Ottima ma ancora poco conosciuta, la carne di Kobe

Sebbene ancora sconosciuta a molti, anche da noi in Italia sta crescendo il numero degli estimatori della pregiatissima carne di Kobe. Il vero manzo di Kobe è prodotto esclusivamente nella contea di Hyogo (di cui la città di Kobe è la capitale), in Giappone, da bovini Tajima-gyu, termine che sta ad indicare i bovini della regione di Tajima, visto che gyu in giapponese significa, appunto, bovino.

Le razze bovine giapponesi sono quattro: Japanese Black, Japanese Brown, Japanese Poll, e Japanese Shorthorn. Quella più pregiata, utilizzata nella regione di Tajima, è la Japanese Black (il nome deriva dal colore del manto molto scuro di questi bovini).
Nel corso dei secoli, il terreno montuoso che circonda la città di Kobe ha reso difficile il trasporto del bestiame al di fuori di questa regione, favorendo la selezione negli allevamenti e la produzione di una carne dal sapore e qualità uniche che l’hanno resa così rinomata in Giappone, e non solo.
Per evitare che fosse copiato, o anche solo imitato da altri Paesi, il marchio “manzo di kobe” è stato registrato in Giappone. La carne che riceve questo marchio deve soddisfare alcune condizioni come, per esempio, la sua provenienza da bovini nati esclusivamente nella contea di Hyogo, mentre i produttori devono essere iscritti ad uno speciale albo e la macellazione deve avvenire nella stessa zona dove gli animali sono nati e cresciuti. Inoltre, il peso lordo della carne ottenuta da un bovino non deve superare i 470 kg.

Ma quali sono le caratteristiche della carne di Kobe?

Come ogni cosa circondata da un alone di mistero, anche sulla carne di Kobe sono nate alcune leggende da sfatare come, per esempio, quella del massaggio degli animali, fatti appositamente per favorire lo sviluppo del grasso di marezzatura e rendere la carne più morbida.
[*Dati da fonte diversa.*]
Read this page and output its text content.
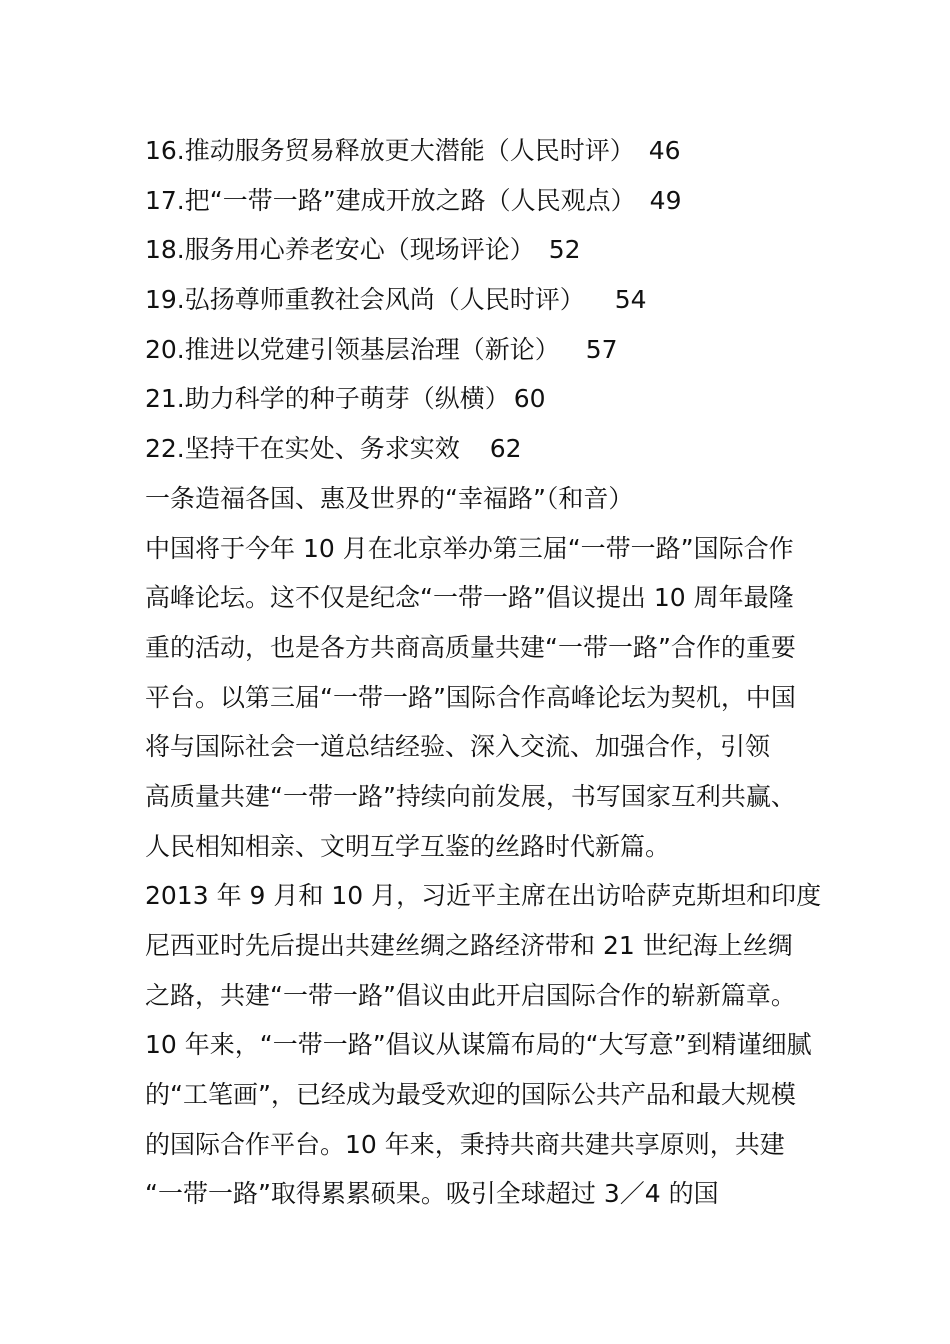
16.推动服务贸易释放更大潜能（人民时评） 46
17.把“一带一路”建成开放之路（人民观点） 49
18.服务用心养老安心（现场评论） 52
19.弘扬尊师重教社会风尚（人民时评） 54
20.推进以党建引领基层治理（新论） 57
21.助力科学的种子萌芽（纵横） 60
22.坚持干在实处、务求实效 62
一条造福各国、惠及世界的“幸福路”（和音）
中国将于今年 10 月在北京举办第三届“一带一路”国际合作
高峰论坛。这不仅是纪念“一带一路”倡议提出 10 周年最隆
重的活动，也是各方共商高质量共建“一带一路”合作的重要
平台。以第三届“一带一路”国际合作高峰论坛为契机，中国
将与国际社会一道总结经验、深入交流、加强合作，引领
高质量共建“一带一路”持续向前发展，书写国家互利共赢、
人民相知相亲、文明互学互鉴的丝路时代新篇。
2013 年 9 月和 10 月，习近平主席在出访哈萨克斯坦和印度
尼西亚时先后提出共建丝绸之路经济带和 21 世纪海上丝绸
之路，共建“一带一路”倡议由此开启国际合作的崭新篇章。
10 年来，“一带一路”倡议从谋篇布局的“大写意”到精谨细腻
的“工笔画”，已经成为最受欢迎的国际公共产品和最大规模
的国际合作平台。10 年来，秉持共商共建共享原则，共建
“一带一路”取得累累硕果。吸引全球超过 3／4 的国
La leggenda vorrebbe inoltre che il manto degli animali venga strofinato con il sakè, il famoso liquore di riso, con l’obiettivo di ammorbidire la pelle, un aspetto che contribuirebbe ulteriormente alla qualità della carne.
In realtà, i bovini vengono lucidati con spazzole in crine di cavallo prima delle fiere e qualcuno deve avere scambiato questa pratica per un massaggio. Così come è da smentire la somministrazione di birra agli animali. L’alimentazione è invece molto controllata, esclude le componenti umide, ed è prevalentemente a base di cereali e semi oleosi.
La fase dell’ingrasso è lenta e l’età di macellazione si aggira intorno ai 28-30 mesi.
La tradizione nell’allevare i bovini di Kobe è parte di ciò che rende così speciale questa carne, e le voci leggendarie che aleggiano sulla sua produzione contribuiscono ad incuriosire le persone, spingendone molte ad assaggiare questa prelibatezza almeno una volta nella vita, nonostante il suo costo proibitivo: si parla di alcune centinaia di euro al kg per l’acquisto di piccole quantità.